This is what causes the boat to capsize: the White Queen-To-Be throws her arms over him, and the boat topples under the unexpected rush of momentum, the last thing Toushirou expects is to be surrounded by fish, and hear the King-To-Be suggest that he better grab the rods now, dinner is practically waiting for them, pre-cooked; and none of the slithery, glittery fish scarper at his words. Orihime laughs, and it never occurs to Toushirou that he might be joking until then. There's a fish that keeps nudging the crook of his elbow, and when he looks through the waves, past the odd refracted light and its emphasized angles, he feels like there must be something he should say.
In the end, Toushirou settles with a murmured "hello."
It sounds too formal to his own ears.
But the fish shakes her tailfin, and opens her mouth, bubbles of lost words and lost messages emitted underwater. It's enough.
The White King and Queen-To-Be promise they'll save him a seat.
The aftermath always hangs over him like sunlight filtering through the curtains, unyielding and not to be denied, creeping under his eyelids through whichever means possible.
He's slow to wake up, groggily getting to his feet. His granny tells him that this is a good thing, as he throws off the bed covers: he needs to sleep as much as possible to grow, grow, grow. Slow to rise means that's he's quick to grow. It is breakfast logic, his mind tells him, flirting with dream logic and rationalizes the sentence. All is well.

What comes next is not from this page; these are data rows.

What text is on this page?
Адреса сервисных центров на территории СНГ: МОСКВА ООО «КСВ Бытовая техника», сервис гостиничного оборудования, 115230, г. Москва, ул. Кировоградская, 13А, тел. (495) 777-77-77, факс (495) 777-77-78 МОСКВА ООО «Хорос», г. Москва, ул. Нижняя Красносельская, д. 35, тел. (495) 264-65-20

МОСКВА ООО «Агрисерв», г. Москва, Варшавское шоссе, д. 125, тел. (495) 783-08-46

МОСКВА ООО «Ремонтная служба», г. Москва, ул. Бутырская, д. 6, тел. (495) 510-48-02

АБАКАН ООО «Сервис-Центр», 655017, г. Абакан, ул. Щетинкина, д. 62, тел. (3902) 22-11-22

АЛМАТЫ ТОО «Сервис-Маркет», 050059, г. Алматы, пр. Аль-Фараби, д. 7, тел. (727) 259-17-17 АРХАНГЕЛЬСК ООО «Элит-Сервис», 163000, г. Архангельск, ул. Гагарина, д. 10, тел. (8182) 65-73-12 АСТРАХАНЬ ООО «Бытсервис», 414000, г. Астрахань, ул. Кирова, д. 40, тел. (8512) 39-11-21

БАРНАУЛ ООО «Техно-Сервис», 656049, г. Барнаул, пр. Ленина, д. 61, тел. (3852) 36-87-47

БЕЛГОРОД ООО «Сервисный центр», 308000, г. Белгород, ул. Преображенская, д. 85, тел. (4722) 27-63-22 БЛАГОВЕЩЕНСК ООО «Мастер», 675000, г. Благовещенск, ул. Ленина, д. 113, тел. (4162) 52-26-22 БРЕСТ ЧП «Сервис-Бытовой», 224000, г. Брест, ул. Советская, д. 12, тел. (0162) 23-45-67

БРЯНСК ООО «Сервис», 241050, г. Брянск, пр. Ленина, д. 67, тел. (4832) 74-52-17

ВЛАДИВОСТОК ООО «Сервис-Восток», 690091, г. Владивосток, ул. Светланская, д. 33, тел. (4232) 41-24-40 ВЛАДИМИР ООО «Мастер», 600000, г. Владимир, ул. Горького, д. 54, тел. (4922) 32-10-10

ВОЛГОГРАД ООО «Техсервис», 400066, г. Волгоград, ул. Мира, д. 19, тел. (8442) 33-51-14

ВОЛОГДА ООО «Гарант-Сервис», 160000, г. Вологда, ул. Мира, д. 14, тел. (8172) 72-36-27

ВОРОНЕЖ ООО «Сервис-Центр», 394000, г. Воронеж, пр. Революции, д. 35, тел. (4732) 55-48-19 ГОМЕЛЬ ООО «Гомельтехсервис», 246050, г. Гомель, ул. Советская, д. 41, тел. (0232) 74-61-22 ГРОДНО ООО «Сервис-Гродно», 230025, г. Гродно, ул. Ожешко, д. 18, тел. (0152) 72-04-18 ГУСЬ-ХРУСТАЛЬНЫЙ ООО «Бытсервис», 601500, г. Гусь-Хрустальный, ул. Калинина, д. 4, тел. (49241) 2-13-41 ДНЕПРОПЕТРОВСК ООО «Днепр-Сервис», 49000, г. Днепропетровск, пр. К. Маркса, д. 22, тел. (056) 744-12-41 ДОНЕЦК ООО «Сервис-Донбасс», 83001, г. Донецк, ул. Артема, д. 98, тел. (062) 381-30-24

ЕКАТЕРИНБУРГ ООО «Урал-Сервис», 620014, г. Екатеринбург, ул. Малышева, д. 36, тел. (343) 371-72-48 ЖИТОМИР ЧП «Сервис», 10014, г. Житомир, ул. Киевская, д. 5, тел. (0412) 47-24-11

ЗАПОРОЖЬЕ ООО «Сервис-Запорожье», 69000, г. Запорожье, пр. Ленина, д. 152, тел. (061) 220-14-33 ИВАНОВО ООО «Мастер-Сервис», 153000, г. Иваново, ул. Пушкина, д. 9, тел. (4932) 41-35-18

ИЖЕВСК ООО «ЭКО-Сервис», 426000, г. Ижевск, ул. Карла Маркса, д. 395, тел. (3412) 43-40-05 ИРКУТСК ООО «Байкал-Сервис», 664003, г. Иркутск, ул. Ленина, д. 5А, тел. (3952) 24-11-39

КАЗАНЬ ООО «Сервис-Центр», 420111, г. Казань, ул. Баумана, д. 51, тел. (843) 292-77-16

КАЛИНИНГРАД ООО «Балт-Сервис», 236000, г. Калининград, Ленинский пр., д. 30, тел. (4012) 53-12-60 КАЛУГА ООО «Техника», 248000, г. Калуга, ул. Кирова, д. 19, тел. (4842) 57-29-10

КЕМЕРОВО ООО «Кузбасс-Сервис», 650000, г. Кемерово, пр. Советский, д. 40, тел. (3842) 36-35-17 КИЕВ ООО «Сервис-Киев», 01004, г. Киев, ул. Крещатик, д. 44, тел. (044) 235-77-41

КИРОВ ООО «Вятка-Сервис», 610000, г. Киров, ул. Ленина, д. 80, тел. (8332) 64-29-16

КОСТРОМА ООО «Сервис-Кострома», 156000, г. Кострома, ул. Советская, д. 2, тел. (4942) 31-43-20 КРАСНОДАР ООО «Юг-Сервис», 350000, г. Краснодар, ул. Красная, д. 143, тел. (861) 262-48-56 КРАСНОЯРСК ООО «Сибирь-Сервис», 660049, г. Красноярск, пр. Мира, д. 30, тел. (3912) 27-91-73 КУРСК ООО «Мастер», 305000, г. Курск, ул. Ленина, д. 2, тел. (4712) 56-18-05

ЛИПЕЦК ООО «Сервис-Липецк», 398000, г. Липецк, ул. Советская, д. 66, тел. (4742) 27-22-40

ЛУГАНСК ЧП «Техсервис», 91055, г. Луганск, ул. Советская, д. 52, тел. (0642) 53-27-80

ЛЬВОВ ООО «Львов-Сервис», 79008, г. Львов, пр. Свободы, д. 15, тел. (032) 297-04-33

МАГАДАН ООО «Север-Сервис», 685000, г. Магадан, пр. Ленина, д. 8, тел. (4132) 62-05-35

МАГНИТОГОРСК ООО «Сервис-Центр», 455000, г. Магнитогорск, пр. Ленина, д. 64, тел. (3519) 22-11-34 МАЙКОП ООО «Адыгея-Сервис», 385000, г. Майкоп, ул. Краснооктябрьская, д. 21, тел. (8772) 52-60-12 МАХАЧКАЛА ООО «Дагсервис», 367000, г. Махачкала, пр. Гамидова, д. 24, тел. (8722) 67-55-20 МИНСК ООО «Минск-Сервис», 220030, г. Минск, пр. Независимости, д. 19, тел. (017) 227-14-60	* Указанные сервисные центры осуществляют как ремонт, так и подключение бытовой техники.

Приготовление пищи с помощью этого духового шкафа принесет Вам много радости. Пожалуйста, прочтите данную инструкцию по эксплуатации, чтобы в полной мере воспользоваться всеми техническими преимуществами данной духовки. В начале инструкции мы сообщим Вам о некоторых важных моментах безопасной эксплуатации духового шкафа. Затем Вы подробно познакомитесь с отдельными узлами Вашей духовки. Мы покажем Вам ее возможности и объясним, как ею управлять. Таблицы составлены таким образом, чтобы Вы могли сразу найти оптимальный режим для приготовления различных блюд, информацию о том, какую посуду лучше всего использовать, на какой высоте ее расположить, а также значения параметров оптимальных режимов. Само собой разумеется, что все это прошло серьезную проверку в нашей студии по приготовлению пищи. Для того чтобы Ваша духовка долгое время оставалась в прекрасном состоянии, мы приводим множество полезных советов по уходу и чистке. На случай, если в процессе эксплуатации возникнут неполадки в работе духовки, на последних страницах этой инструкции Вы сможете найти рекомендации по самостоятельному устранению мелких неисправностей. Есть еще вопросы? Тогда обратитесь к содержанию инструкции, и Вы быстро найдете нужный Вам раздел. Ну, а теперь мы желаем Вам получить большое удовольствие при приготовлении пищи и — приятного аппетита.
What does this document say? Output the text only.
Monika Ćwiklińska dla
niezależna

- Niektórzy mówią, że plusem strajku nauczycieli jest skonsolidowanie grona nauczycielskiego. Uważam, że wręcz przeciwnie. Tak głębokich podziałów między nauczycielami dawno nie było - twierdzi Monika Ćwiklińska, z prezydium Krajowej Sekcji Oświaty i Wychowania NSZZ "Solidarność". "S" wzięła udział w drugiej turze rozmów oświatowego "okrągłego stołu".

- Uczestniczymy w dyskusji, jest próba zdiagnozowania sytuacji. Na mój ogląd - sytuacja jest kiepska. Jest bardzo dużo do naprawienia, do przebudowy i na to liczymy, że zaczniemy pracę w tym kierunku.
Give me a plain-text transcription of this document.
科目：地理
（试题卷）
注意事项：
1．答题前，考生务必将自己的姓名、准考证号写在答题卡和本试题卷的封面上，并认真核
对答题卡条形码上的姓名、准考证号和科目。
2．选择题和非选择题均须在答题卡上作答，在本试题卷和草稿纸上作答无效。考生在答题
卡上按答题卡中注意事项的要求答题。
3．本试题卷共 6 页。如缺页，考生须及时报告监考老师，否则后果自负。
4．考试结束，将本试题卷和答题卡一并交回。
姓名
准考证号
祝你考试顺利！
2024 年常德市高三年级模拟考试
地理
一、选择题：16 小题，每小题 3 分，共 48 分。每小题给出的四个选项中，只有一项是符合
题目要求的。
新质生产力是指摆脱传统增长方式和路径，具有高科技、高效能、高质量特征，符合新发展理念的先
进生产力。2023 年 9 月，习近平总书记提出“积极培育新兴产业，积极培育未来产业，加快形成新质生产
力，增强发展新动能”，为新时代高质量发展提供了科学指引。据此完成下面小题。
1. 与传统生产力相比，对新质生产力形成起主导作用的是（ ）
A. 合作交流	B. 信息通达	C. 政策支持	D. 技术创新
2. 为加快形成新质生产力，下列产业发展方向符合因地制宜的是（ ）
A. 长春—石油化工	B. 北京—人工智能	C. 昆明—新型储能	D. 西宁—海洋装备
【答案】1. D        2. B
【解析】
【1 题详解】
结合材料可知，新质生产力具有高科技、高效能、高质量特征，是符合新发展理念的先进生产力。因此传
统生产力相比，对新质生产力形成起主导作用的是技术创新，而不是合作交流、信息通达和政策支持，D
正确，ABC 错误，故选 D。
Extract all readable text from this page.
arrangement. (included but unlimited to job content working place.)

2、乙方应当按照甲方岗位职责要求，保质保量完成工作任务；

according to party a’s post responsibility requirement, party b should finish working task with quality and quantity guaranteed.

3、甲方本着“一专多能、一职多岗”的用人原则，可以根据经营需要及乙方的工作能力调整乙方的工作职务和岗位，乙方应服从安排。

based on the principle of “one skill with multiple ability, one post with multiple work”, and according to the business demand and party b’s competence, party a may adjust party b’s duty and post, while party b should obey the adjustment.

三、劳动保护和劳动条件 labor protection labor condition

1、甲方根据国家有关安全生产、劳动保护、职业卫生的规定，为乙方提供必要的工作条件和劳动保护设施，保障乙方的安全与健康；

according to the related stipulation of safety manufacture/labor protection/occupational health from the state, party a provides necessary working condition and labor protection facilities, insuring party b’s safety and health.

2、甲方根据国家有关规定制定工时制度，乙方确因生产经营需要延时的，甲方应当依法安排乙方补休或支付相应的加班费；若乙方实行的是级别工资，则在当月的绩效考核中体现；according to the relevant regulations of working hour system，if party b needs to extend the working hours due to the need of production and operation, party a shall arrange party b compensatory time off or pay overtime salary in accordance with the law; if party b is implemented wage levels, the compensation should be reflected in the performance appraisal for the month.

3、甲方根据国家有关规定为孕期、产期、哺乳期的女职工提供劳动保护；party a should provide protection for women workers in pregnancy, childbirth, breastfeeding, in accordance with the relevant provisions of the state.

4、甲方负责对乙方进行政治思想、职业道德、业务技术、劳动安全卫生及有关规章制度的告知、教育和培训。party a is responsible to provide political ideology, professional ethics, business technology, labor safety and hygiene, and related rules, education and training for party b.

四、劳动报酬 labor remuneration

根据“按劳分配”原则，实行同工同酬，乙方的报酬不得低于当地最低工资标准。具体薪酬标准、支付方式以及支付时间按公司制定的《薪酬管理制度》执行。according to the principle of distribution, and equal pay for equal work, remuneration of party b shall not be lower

Except all is not well. Not well at all.
The dreams are too strong, too vivid; and Toushirou begins to hate sleeping, because when he dreams, he's there. In a world where blades of grass are sharp enough to cut, where logic defies all reason and it hurts to look at something so bright. It's like an acid trip — he's never taken drugs, but Toushirou imagines that this can't be much worse than that, bright and cheerful and spiders on his skin and stars shooting out of his eyes. He's learnt to swallow down that urge to vomit, most mornings. But this must be something akin to hell, dressed up in pretty colours and rainbow wings, propped besides a baseball cap.
The worst moments are the parts of the day that he finds himself missing the shape-shifter, the girl who was a flower, the girl who was a fish, the girl who changes every time he sees her. She greets him with a smile every time, twinkling prettily in her eyes. When he thinks of her, it's not so bad. No, it's just the rest of the psychedelic world that's driving him up the wall. But she's part of it, and that's what's worse.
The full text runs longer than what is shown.